Hah? cepat sekali? tunggu, apa dia tahu aku akan datang, jadi dia sudah menyiapkan semua. Alasan untuk berburuk sangka muncul lagi.
Apa si, kenapa kau menghidangkan nasi dengan lauk pauk yang menggoda begitu, pada orang yang perutnya keroncongan. Viola menelan ludah.
"Silahkan nikmati senyaman Anda, Nona Viola."
"Tidak! Aku tidak akan makan, sebelum Anda menjawab pertanyaan saya, Tuan Sekretaris."
"Saya akan menjawab setelah Anda selesai makan!"
Aaaa! Kenapa kau menyebalkan seperti kakak si!

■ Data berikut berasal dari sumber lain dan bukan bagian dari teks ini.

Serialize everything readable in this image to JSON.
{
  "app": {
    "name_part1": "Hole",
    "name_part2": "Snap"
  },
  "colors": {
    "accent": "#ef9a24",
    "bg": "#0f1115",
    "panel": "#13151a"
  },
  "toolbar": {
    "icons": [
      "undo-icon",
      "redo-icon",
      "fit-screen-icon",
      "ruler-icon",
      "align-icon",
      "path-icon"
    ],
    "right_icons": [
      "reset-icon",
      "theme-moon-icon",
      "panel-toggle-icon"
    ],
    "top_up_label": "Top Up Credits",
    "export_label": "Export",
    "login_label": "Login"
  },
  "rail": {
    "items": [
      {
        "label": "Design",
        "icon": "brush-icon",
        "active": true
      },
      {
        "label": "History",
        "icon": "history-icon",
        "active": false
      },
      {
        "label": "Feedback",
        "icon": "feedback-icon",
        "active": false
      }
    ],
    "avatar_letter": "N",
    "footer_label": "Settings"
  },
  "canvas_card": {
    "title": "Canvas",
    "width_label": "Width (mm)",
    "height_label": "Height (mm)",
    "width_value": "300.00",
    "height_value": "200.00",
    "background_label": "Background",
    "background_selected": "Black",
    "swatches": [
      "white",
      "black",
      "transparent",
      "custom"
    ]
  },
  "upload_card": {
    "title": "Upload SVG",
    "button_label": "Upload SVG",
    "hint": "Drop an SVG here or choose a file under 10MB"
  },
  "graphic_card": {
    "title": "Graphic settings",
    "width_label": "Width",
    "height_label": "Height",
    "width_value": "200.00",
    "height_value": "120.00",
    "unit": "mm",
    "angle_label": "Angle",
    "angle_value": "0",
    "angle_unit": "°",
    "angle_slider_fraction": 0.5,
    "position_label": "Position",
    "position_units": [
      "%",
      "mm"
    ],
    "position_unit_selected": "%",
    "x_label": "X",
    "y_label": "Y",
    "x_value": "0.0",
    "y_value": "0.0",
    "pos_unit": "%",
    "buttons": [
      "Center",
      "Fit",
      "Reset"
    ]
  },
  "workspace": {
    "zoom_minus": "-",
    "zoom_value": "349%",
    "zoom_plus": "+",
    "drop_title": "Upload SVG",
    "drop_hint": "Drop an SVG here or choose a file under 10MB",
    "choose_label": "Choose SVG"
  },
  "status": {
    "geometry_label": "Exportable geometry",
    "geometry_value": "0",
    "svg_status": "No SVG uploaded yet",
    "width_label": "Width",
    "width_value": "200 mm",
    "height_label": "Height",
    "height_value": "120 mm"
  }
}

Karena tidak akan menang adu argumen dengan orang yang bahkan tidak bisa menunjukkan ekspresi wajah begitu, akhirnya Viola memilih meraih piringnya. Melengos saat bertemu pandang dengan tuan sekretaris.
Makan sekarang Vio, kau perlu tenaga untuk bicara dengan CEO gila itu. Kalau kau sampai pingsan karena keroncongan kan tidak lucu. Hap.. hap... akhirnya Viola makan dengan lahap. Tidak menggubris keberadaan tuan sekretaris.

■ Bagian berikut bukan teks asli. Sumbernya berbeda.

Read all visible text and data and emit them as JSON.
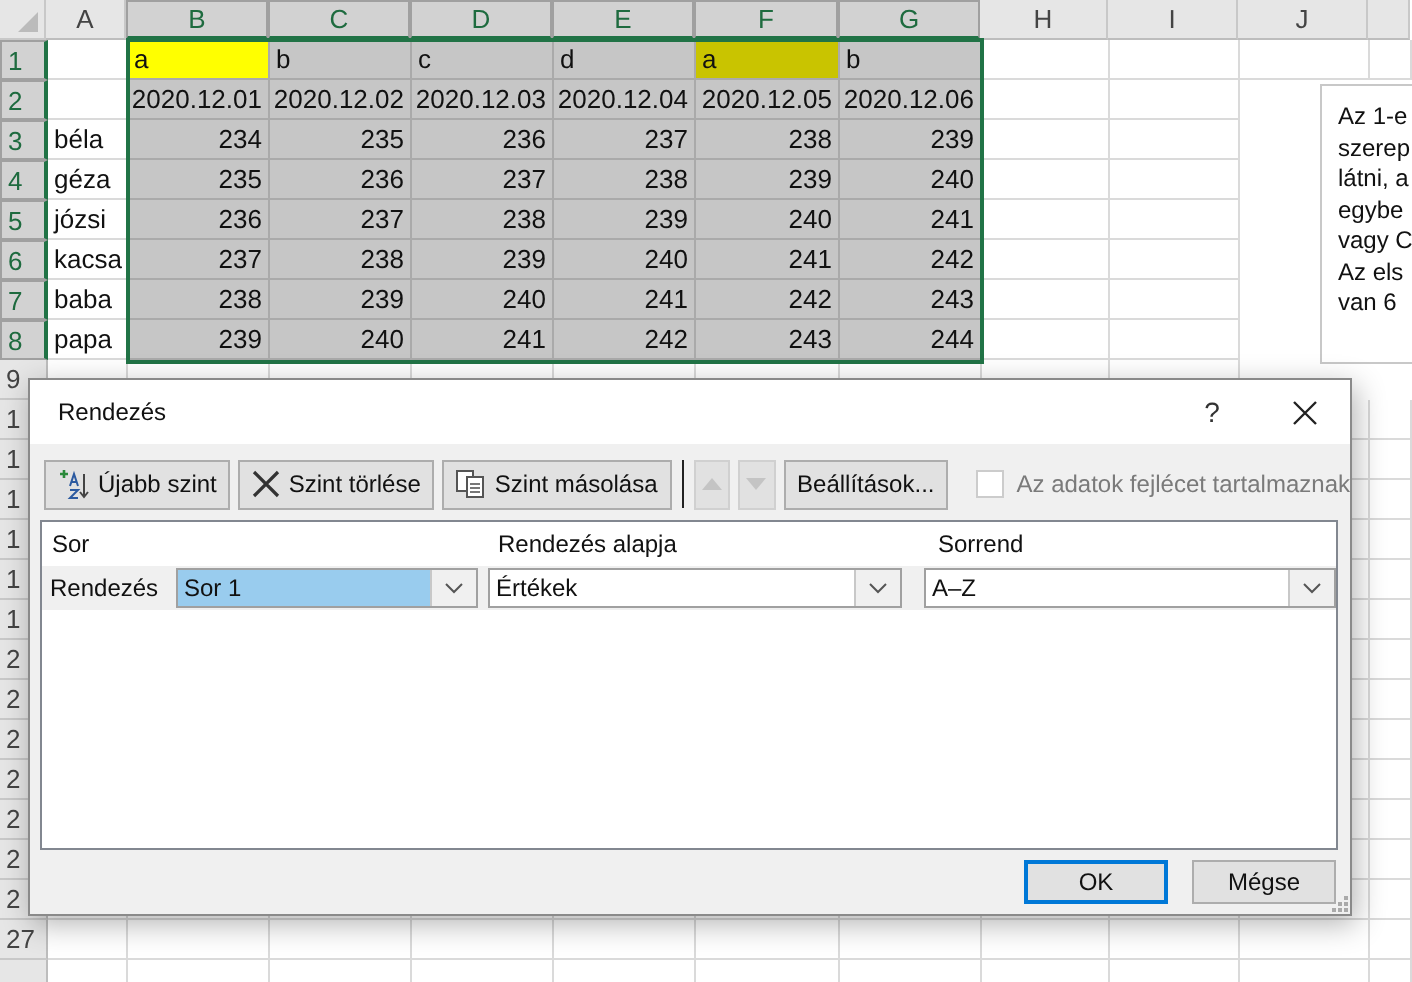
{
  "sheet": {
    "columns": [
      {
        "label": "A",
        "selected": false
      },
      {
        "label": "B",
        "selected": true
      },
      {
        "label": "C",
        "selected": true
      },
      {
        "label": "D",
        "selected": true
      },
      {
        "label": "E",
        "selected": true
      },
      {
        "label": "F",
        "selected": true
      },
      {
        "label": "G",
        "selected": true
      },
      {
        "label": "H",
        "selected": false
      },
      {
        "label": "I",
        "selected": false
      },
      {
        "label": "J",
        "selected": false
      }
    ],
    "row_headers": [
      {
        "label": "1",
        "selected": true
      },
      {
        "label": "2",
        "selected": true
      },
      {
        "label": "3",
        "selected": true
      },
      {
        "label": "4",
        "selected": true
      },
      {
        "label": "5",
        "selected": true
      },
      {
        "label": "6",
        "selected": true
      },
      {
        "label": "7",
        "selected": true
      },
      {
        "label": "8",
        "selected": true
      },
      {
        "label": "9",
        "selected": false
      },
      {
        "label": "1",
        "selected": false
      },
      {
        "label": "1",
        "selected": false
      },
      {
        "label": "1",
        "selected": false
      },
      {
        "label": "1",
        "selected": false
      },
      {
        "label": "1",
        "selected": false
      },
      {
        "label": "1",
        "selected": false
      },
      {
        "label": "2",
        "selected": false
      },
      {
        "label": "2",
        "selected": false
      },
      {
        "label": "2",
        "selected": false
      },
      {
        "label": "2",
        "selected": false
      },
      {
        "label": "2",
        "selected": false
      },
      {
        "label": "2",
        "selected": false
      },
      {
        "label": "2",
        "selected": false
      },
      {
        "label": "27",
        "selected": false
      }
    ],
    "header_row": [
      {
        "text": "a",
        "color": "#ffff00"
      },
      {
        "text": "b",
        "color": "#c6c6c6"
      },
      {
        "text": "c",
        "color": "#c6c6c6"
      },
      {
        "text": "d",
        "color": "#c6c6c6"
      },
      {
        "text": "a",
        "color": "#c9c400"
      },
      {
        "text": "b",
        "color": "#c6c6c6"
      }
    ],
    "date_row": [
      "2020.12.01",
      "2020.12.02",
      "2020.12.03",
      "2020.12.04",
      "2020.12.05",
      "2020.12.06"
    ],
    "rows": [
      {
        "name": "béla",
        "values": [
          "234",
          "235",
          "236",
          "237",
          "238",
          "239"
        ]
      },
      {
        "name": "géza",
        "values": [
          "235",
          "236",
          "237",
          "238",
          "239",
          "240"
        ]
      },
      {
        "name": "józsi",
        "values": [
          "236",
          "237",
          "238",
          "239",
          "240",
          "241"
        ]
      },
      {
        "name": "kacsa",
        "values": [
          "237",
          "238",
          "239",
          "240",
          "241",
          "242"
        ]
      },
      {
        "name": "baba",
        "values": [
          "238",
          "239",
          "240",
          "241",
          "242",
          "243"
        ]
      },
      {
        "name": "papa",
        "values": [
          "239",
          "240",
          "241",
          "242",
          "243",
          "244"
        ]
      }
    ]
  },
  "text_box": {
    "lines": [
      "Az 1-e",
      "szerep",
      "látni, a",
      "egybe",
      "vagy C",
      "Az els",
      "van 6"
    ]
  },
  "dialog": {
    "title": "Rendezés",
    "help": "?",
    "toolbar": [
      {
        "kind": "add_level",
        "label": "Újabb szint",
        "disabled": false
      },
      {
        "kind": "delete_level",
        "label": "Szint törlése",
        "disabled": false
      },
      {
        "kind": "copy_level",
        "label": "Szint másolása",
        "disabled": false
      },
      {
        "kind": "move_up",
        "disabled": true
      },
      {
        "kind": "move_down",
        "disabled": true
      },
      {
        "kind": "options",
        "label": "Beállítások...",
        "disabled": false
      }
    ],
    "header_checkbox": {
      "label": "Az adatok fejlécet tartalmaznak",
      "checked": false,
      "disabled": true
    },
    "columns": [
      "Sor",
      "Rendezés alapja",
      "Sorrend"
    ],
    "levels": [
      {
        "label": "Rendezés",
        "column": "Sor 1",
        "column_selected": true,
        "sort_on": "Értékek",
        "order": "A–Z"
      }
    ],
    "buttons": [
      {
        "label": "OK",
        "default": true
      },
      {
        "label": "Mégse",
        "default": false
      }
    ]
  }
}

Aaaaa! aku seperti hidup kembali.
Glek.. glek... suara tegukan air sampai terdengar. Membuatnya malu sendiri.
"Ehmm... ehmm.."
Viola meletakkan gelasnya, lalu mengusap bibirnya.
"Saya sudah selesai, apa sekarang Anda bisa menjawab pertanyaan saya, Tuan Sekretaris?"
Viola bangun dari duduk, menjauhi meja makan.
"Padahal saya baru mau membawakan desert untuk Anda."
"Hah? desert? puding coklat atau es cream? Tidak! Tidak perlu! saya datang bukan untuk makan."
"Padahal Anda makan dengan lahap barusan, bahkan tidak memperdulikan saya."
Glek, wajah Viola langsung memerah malu. Gadis itu menjerit dalam hati, memaki tuan sekretaris, seperti dia memaki kakaknya kalau sedang menjahilinya.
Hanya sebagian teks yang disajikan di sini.